The total darkness forced him over to the side of the road where the tree and fence lines were easier to detect. There were specs of light on hillsides and as he walked, he noticed lighted windows across dark fields and thinning tree tops. Every now and then, the dark woods would pop and snap at him, keeping secret the source disturbance. The calls of cattle could be heard from distant fields. A gunshot rang out somewhere in the hills at a great distance. The sword began to hum upon approaching a narrow driveway to his left. “Go left,” the sword instructed.

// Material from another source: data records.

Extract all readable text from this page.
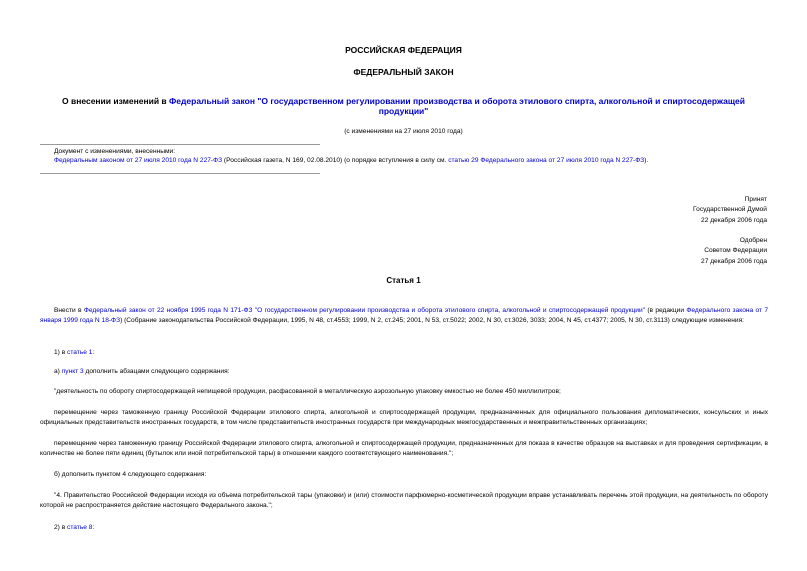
РОССИЙСКАЯ ФЕДЕРАЦИЯ
ФЕДЕРАЛЬНЫЙ ЗАКОН
О внесении изменений в Федеральный закон "О государственном регулировании производства и оборота этилового спирта, алкогольной и спиртосодержащей продукции"
(с изменениями на 27 июля 2010 года)
Документ с изменениями, внесенными:
Федеральным законом от 27 июля 2010 года N 227-ФЗ (Российская газета, N 169, 02.08.2010) (о порядке вступления в силу см. статью 29 Федерального закона от 27 июля 2010 года N 227-ФЗ).
Принят
Государственной Думой
22 декабря 2006 года
Одобрен
Советом Федерации
27 декабря 2006 года
Статья 1
Внести в Федеральный закон от 22 ноября 1995 года N 171-ФЗ "О государственном регулировании производства и оборота этилового спирта, алкогольной и спиртосодержащей продукции" (в редакции Федерального закона от 7 января 1999 года N 18-ФЗ) (Собрание законодательства Российской Федерации, 1995, N 48, ст.4553; 1999, N 2, ст.245; 2001, N 53, ст.5022; 2002, N 30, ст.3026, 3033; 2004, N 45, ст.4377; 2005, N 30, ст.3113) следующие изменения:
1) в статье 1:
а) пункт 3 дополнить абзацами следующего содержания:
"деятельность по обороту спиртосодержащей непищевой продукции, расфасованной в металлическую аэрозольную упаковку емкостью не более 450 миллилитров;
перемещение через таможенную границу Российской Федерации этилового спирта, алкогольной и спиртосодержащей продукции, предназначенных для официального пользования дипломатических, консульских и иных официальных представительств иностранных государств, в том числе представительств иностранных государств при международных межгосударственных и межправительственных организациях;
перемещение через таможенную границу Российской Федерации этилового спирта, алкогольной и спиртосодержащей продукции, предназначенных для показа в качестве образцов на выставках и для проведения сертификации, в количестве не более пяти единиц (бутылок или иной потребительской тары) в отношении каждого соответствующего наименования.";
б) дополнить пунктом 4 следующего содержания:
"4. Правительство Российской Федерации исходя из объема потребительской тары (упаковки) и (или) стоимости парфюмерно-косметической продукции вправе устанавливать перечень этой продукции, на деятельность по обороту которой не распространяется действие настоящего Федерального закона.";
2) в статье 8:
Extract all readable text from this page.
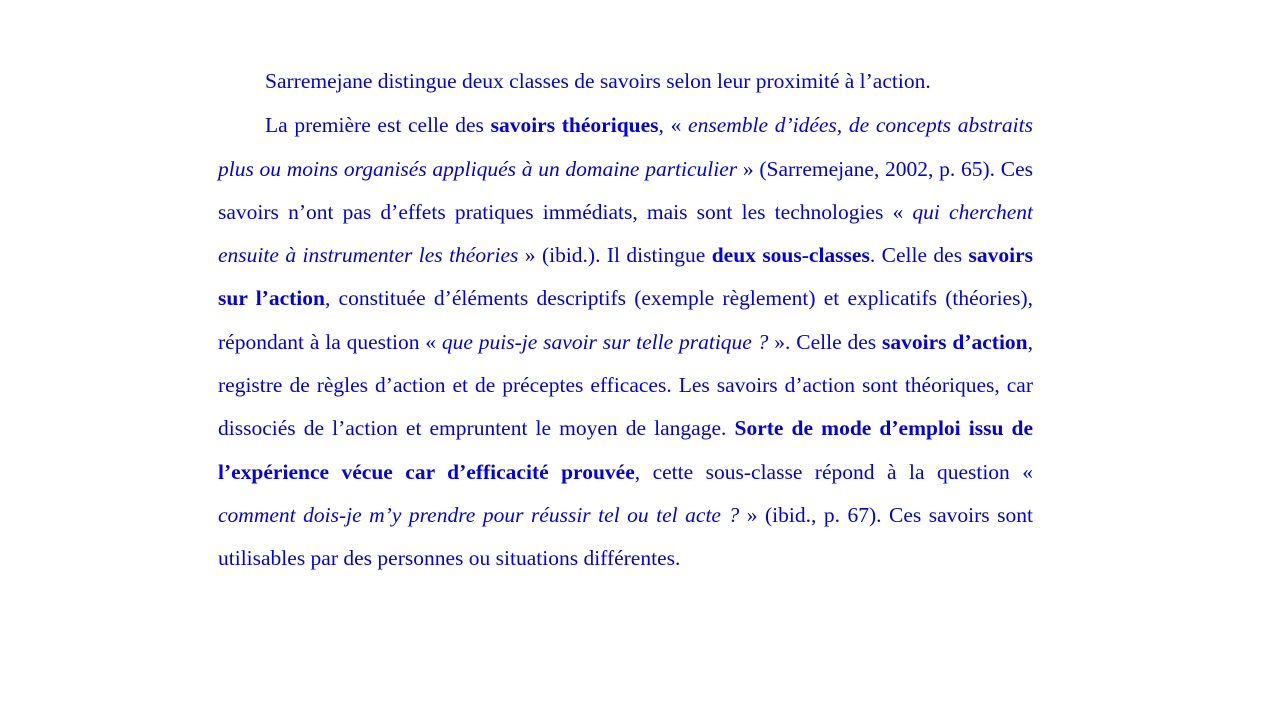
Sarremejane distingue deux classes de savoirs selon leur proximité à l’action.

La première est celle des savoirs théoriques, « ensemble d’idées, de concepts abstraits plus ou moins organisés appliqués à un domaine particulier » (Sarremejane, 2002, p. 65). Ces savoirs n’ont pas d’effets pratiques immédiats, mais sont les technologies « qui cherchent ensuite à instrumenter les théories » (ibid.). Il distingue deux sous-classes. Celle des savoirs sur l’action, constituée d’éléments descriptifs (exemple règlement) et explicatifs (théories), répondant à la question « que puis-je savoir sur telle pratique ? ». Celle des savoirs d’action, registre de règles d’action et de préceptes efficaces. Les savoirs d’action sont théoriques, car dissociés de l’action et empruntent le moyen de langage. Sorte de mode d’emploi issu de l’expérience vécue car d’efficacité prouvée, cette sous-classe répond à la question « comment dois-je m’y prendre pour réussir tel ou tel acte ? » (ibid., p. 67). Ces savoirs sont utilisables par des personnes ou situations différentes.
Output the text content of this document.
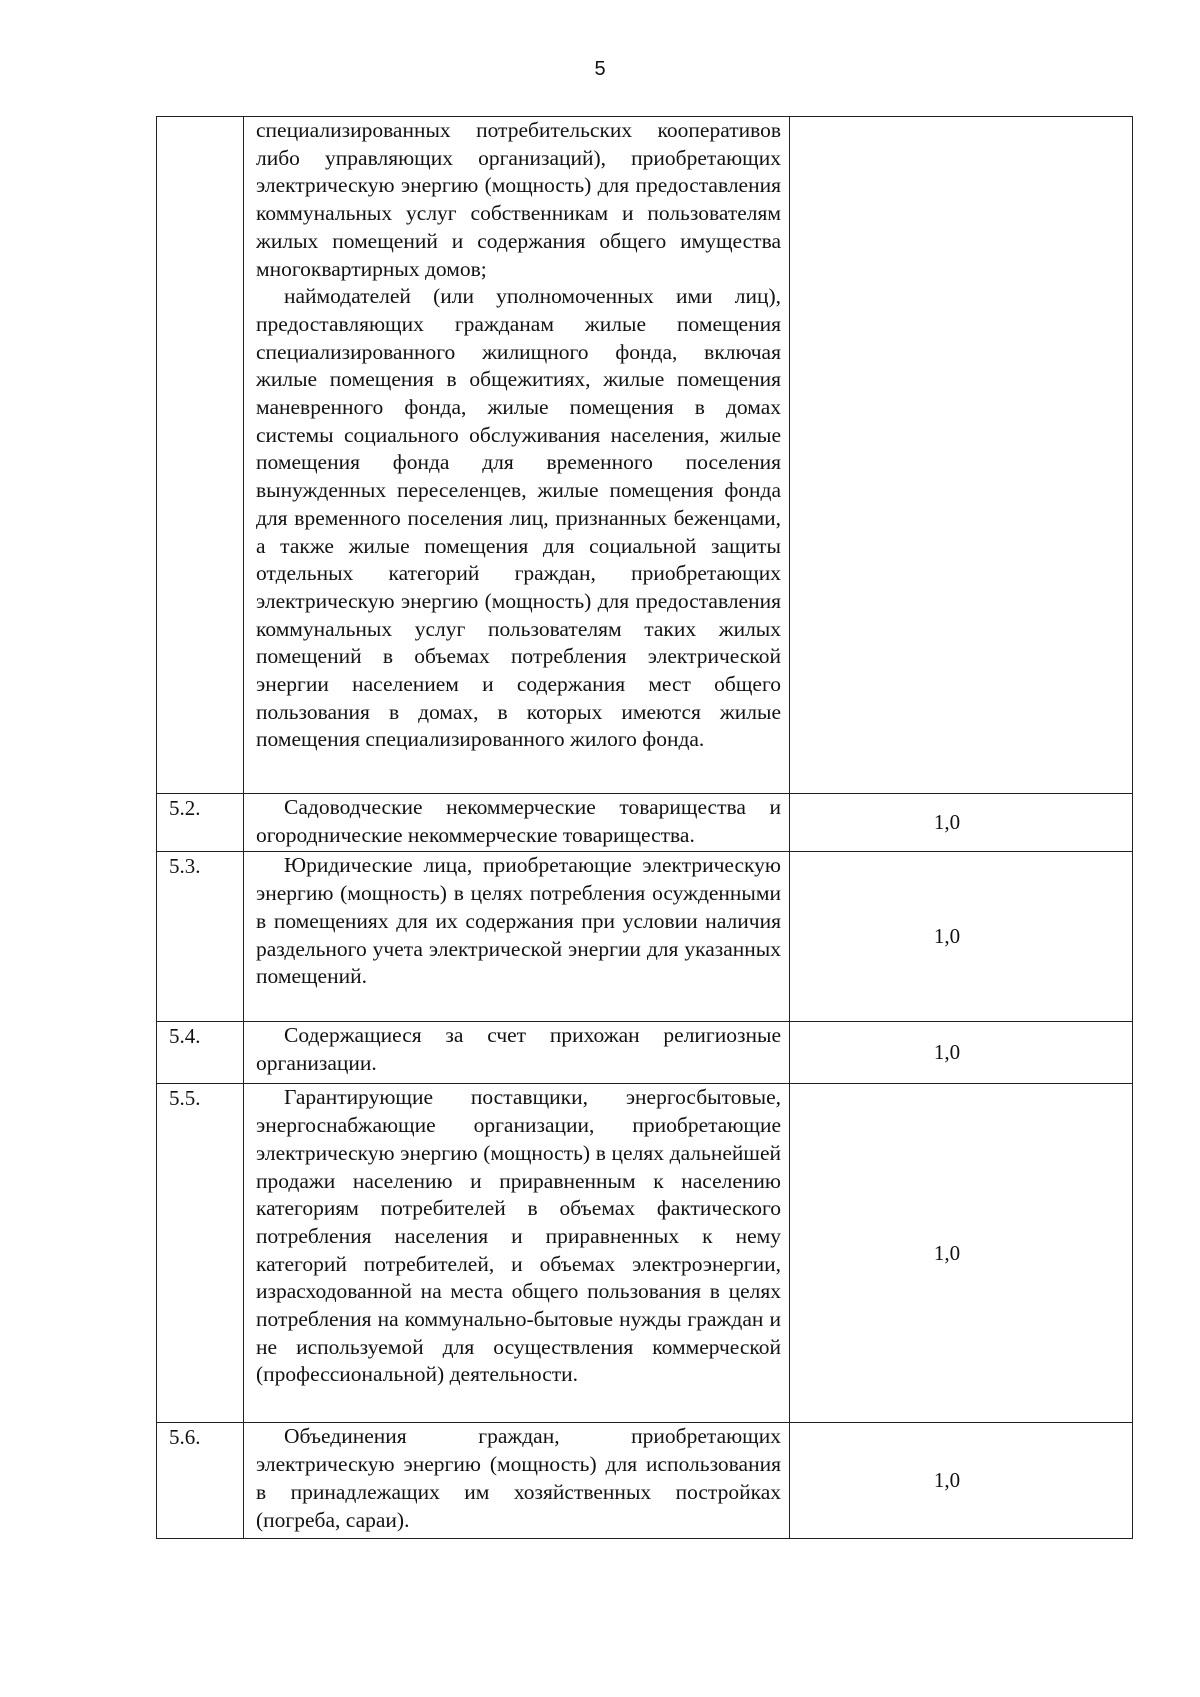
5

	специализированных потребительских кооперативов либо управляющих организаций), приобретающих электрическую энергию (мощность) для предоставления коммунальных услуг собственникам и пользователям жилых помещений и содержания общего имущества многоквартирных домов;

наймодателей (или уполномоченных ими лиц), предоставляющих гражданам жилые помещения специализированного жилищного фонда, включая жилые помещения в общежитиях, жилые помещения маневренного фонда, жилые помещения в домах системы социального обслуживания населения, жилые помещения фонда для временного поселения вынужденных переселенцев, жилые помещения фонда для временного поселения лиц, признанных беженцами, а также жилые помещения для социальной защиты отдельных категорий граждан, приобретающих электрическую энергию (мощность) для предоставления коммунальных услуг пользователям таких жилых помещений в объемах потребления электрической энергии населением и содержания мест общего пользования в домах, в которых имеются жилые помещения специализированного жилого фонда.	

5.2.	Садоводческие некоммерческие товарищества и огороднические некоммерческие товарищества.	1,0
5.3.	Юридические лица, приобретающие электрическую энергию (мощность) в целях потребления осужденными в помещениях для их содержания при условии наличия раздельного учета электрической энергии для указанных помещений.	1,0
5.4.	Содержащиеся за счет прихожан религиозные организации.	1,0
5.5.	Гарантирующие поставщики, энергосбытовые, энергоснабжающие организации, приобретающие электрическую энергию (мощность) в целях дальнейшей продажи населению и приравненным к населению категориям потребителей в объемах фактического потребления населения и приравненных к нему категорий потребителей, и объемах электроэнергии, израсходованной на места общего пользования в целях потребления на коммунально-бытовые нужды граждан и не используемой для осуществления коммерческой (профессиональной) деятельности.	1,0
5.6.	Объединения граждан, приобретающих электрическую энергию (мощность) для использования в принадлежащих им хозяйственных постройках (погреба, сараи).	1,0
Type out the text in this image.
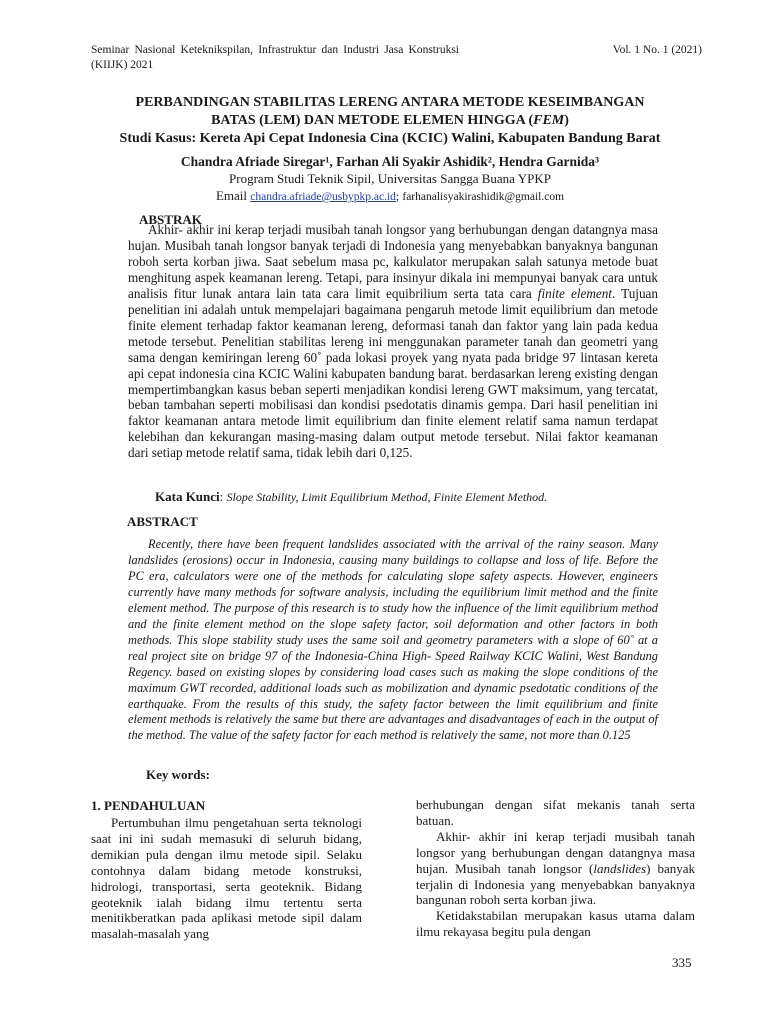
Seminar Nasional Keteknikspilan, Infrastruktur dan Industri Jasa Konstruksi (KIIJK) 2021
Vol. 1 No. 1 (2021)
PERBANDINGAN STABILITAS LERENG ANTARA METODE KESEIMBANGAN
BATAS (LEM) DAN METODE ELEMEN HINGGA (FEM)
Studi Kasus: Kereta Api Cepat Indonesia Cina (KCIC) Walini, Kabupaten Bandung Barat
Chandra Afriade Siregar¹, Farhan Ali Syakir Ashidik², Hendra Garnida³
Program Studi Teknik Sipil, Universitas Sangga Buana YPKP
Email chandra.afriade@usbypkp.ac.id; farhanalisyakirashidik@gmail.com
ABSTRAK
Akhir- akhir ini kerap terjadi musibah tanah longsor yang berhubungan dengan datangnya masa hujan. Musibah tanah longsor banyak terjadi di Indonesia yang menyebabkan banyaknya bangunan roboh serta korban jiwa. Saat sebelum masa pc, kalkulator merupakan salah satunya metode buat menghitung aspek keamanan lereng. Tetapi, para insinyur dikala ini mempunyai banyak cara untuk analisis fitur lunak antara lain tata cara limit equibrilium serta tata cara finite element. Tujuan penelitian ini adalah untuk mempelajari bagaimana pengaruh metode limit equilibrium dan metode finite element terhadap faktor keamanan lereng, deformasi tanah dan faktor yang lain pada kedua metode tersebut. Penelitian stabilitas lereng ini menggunakan parameter tanah dan geometri yang sama dengan kemiringan lereng 60˚ pada lokasi proyek yang nyata pada bridge 97 lintasan kereta api cepat indonesia cina KCIC Walini kabupaten bandung barat. berdasarkan lereng existing dengan mempertimbangkan kasus beban seperti menjadikan kondisi lereng GWT maksimum, yang tercatat, beban tambahan seperti mobilisasi dan kondisi psedotatis dinamis gempa. Dari hasil penelitian ini faktor keamanan antara metode limit equilibrium dan finite element relatif sama namun terdapat kelebihan dan kekurangan masing-masing dalam output metode tersebut. Nilai faktor keamanan dari setiap metode relatif sama, tidak lebih dari 0,125.
Kata Kunci: Slope Stability, Limit Equilibrium Method, Finite Element Method.
ABSTRACT
Recently, there have been frequent landslides associated with the arrival of the rainy season. Many landslides (erosions) occur in Indonesia, causing many buildings to collapse and loss of life. Before the PC era, calculators were one of the methods for calculating slope safety aspects. However, engineers currently have many methods for software analysis, including the equilibrium limit method and the finite element method. The purpose of this research is to study how the influence of the limit equilibrium method and the finite element method on the slope safety factor, soil deformation and other factors in both methods. This slope stability study uses the same soil and geometry parameters with a slope of 60˚ at a real project site on bridge 97 of the Indonesia-China High- Speed Railway KCIC Walini, West Bandung Regency. based on existing slopes by considering load cases such as making the slope conditions of the maximum GWT recorded, additional loads such as mobilization and dynamic psedotatic conditions of the earthquake. From the results of this study, the safety factor between the limit equilibrium and finite element methods is relatively the same but there are advantages and disadvantages of each in the output of the method. The value of the safety factor for each method is relatively the same, not more than 0.125
Key words:
1. PENDAHULUAN

Pertumbuhan ilmu pengetahuan serta teknologi saat ini ini sudah memasuki di seluruh bidang, demikian pula dengan ilmu metode sipil. Selaku contohnya dalam bidang metode konstruksi, hidrologi, transportasi, serta geoteknik. Bidang geoteknik ialah bidang ilmu tertentu serta menitikberatkan pada aplikasi metode sipil dalam masalah-masalah yang

berhubungan dengan sifat mekanis tanah serta batuan.

Akhir- akhir ini kerap terjadi musibah tanah longsor yang berhubungan dengan datangnya masa hujan. Musibah tanah longsor (landslides) banyak terjalin di Indonesia yang menyebabkan banyaknya bangunan roboh serta korban jiwa.

Ketidakstabilan merupakan kasus utama dalam ilmu rekayasa begitu pula dengan

335
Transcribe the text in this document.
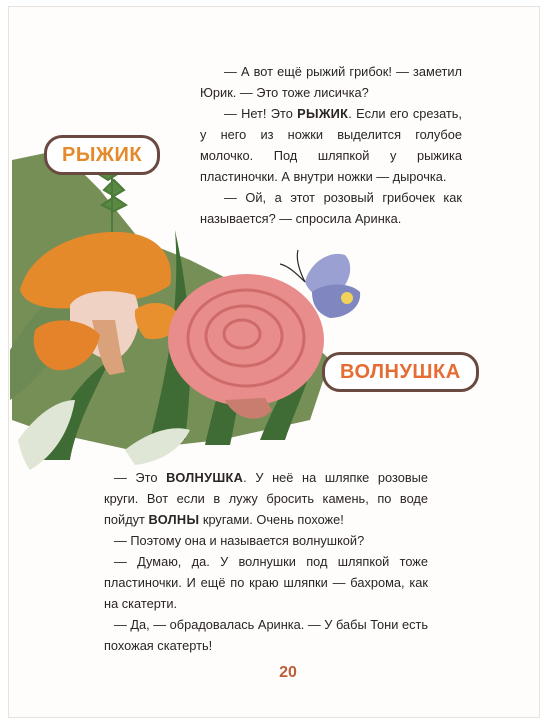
РЫЖИК
ВОЛНУШКА

— А вот ещё рыжий грибок! — заметил Юрик. — Это тоже лисичка?

— Нет! Это РЫЖИК. Если его срезать, у него из ножки выделится голубое молочко. Под шляпкой у рыжика пластиночки. А внутри ножки — дырочка.

— Ой, а этот розовый грибочек как называется? — спросила Аринка.

— Это ВОЛНУШКА. У неё на шляпке розовые круги. Вот если в лужу бросить камень, по воде пойдут ВОЛНЫ кругами. Очень похоже!

— Поэтому она и называется волнушкой?

— Думаю, да. У волнушки под шляпкой тоже пластиночки. И ещё по краю шляпки — бахрома, как на скатерти.

— Да, — обрадовалась Аринка. — У бабы Тони есть похожая скатерть!

20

The driveway was little more than a path, and it was obvious the Lincoln would not have made it. Only one vehicle would fit on the driveway, and the ruts and pot holes were shin deep at times. A large hand painted sign reading NO TRESPASSING, TRESPASSERS WILL BE SHOT was nailed to a large tree dominating half the driveway. The incline of the drive began to steepen and after what had to be several hundred yards, the sword hummed to life and said “There.” He brought his gaze up the hill and noticed a yellowish glow broken into many little pieces by foliage. He gripped the sword tightly uttering, “God give me strength.” His pace quickened with each step.